A curated ML syllabus disguised as a GitHub repo
The Coding Train's reading list for creative coders who want to understand machine learning without drowning in jargon.

What it does This is a hand-picked index of machine learning resources—articles, courses, videos, books, and demo projects—tagged with emoji difficulty levels. It was built to support The Coding Train’s YouTube videos and an ITP course, but functions as a standalone roadmap for self-learners.
The interesting bit The emoji taxonomy is genuinely useful: :rainbow: for creative approaches, :bowtie: for beginners, :sweat_smile: for intermediate, :godmode: for advanced. Most curation dumps are chaos; this one at least admits when something will hurt your brain.
Key highlights
- Heavy tilt toward creative and visual ML (Neural Aesthetic, char-rnn, pix2pix-style image generation)
- Includes browser-based demos you can break immediately (K-nearest, Q-learning games, self-driving car sim)

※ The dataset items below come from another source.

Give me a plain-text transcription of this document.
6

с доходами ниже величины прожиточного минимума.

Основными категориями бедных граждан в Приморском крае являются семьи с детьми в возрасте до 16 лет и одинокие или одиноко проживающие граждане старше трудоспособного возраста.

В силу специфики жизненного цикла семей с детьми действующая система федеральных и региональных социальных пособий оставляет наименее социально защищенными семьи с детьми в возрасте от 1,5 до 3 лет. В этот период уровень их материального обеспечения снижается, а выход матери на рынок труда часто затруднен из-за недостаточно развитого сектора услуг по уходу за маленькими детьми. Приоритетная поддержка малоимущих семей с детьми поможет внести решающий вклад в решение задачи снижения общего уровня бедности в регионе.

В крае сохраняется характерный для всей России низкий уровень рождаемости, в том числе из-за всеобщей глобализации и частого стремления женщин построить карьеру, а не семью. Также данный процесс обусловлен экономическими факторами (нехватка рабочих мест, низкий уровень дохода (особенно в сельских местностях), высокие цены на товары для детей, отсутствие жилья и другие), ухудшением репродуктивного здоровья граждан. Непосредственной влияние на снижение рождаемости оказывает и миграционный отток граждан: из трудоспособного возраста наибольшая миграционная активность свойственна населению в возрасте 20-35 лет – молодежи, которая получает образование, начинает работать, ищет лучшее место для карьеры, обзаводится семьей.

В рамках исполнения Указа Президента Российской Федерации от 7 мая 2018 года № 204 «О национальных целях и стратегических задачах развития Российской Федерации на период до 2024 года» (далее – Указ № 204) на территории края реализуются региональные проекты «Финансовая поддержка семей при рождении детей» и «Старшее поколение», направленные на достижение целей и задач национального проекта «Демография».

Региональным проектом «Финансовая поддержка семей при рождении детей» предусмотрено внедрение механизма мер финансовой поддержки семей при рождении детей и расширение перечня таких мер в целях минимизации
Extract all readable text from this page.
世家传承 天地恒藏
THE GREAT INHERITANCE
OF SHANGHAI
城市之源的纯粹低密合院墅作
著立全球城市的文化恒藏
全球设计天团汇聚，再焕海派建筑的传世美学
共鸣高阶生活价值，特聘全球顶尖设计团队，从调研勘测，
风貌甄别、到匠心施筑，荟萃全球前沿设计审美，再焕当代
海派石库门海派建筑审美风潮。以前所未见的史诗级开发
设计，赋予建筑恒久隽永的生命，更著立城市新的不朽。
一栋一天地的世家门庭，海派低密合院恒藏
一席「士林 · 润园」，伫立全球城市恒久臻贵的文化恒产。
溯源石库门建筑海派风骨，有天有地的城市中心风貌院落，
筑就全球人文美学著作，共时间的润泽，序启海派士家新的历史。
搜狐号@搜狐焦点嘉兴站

- Surprisingly good video section: full MIT AI lectures, DeepMind’s David Silver RL course, Sherbrooke neural nets class
- Actually mentions Big O notation—rare honesty about the fundamentals ML tutorials skip
- Covers practical entry points (fast.ai, Google’s crash course) alongside the weird stuff (evolving soft-bodied creatures)
Caveats
- No code in the repo itself; it’s purely a link collection
- Some links are circa 2015–2017 and may rot; the README doesn’t note last-checked dates
- “Examples and experiments” in the description is aspirational—most content is third-party
Verdict Worth bookmarking if you’re a creative coder or educator building an ML curriculum. Skip it if you want runnable code or a structured course; this is a syllabus, not a textbook.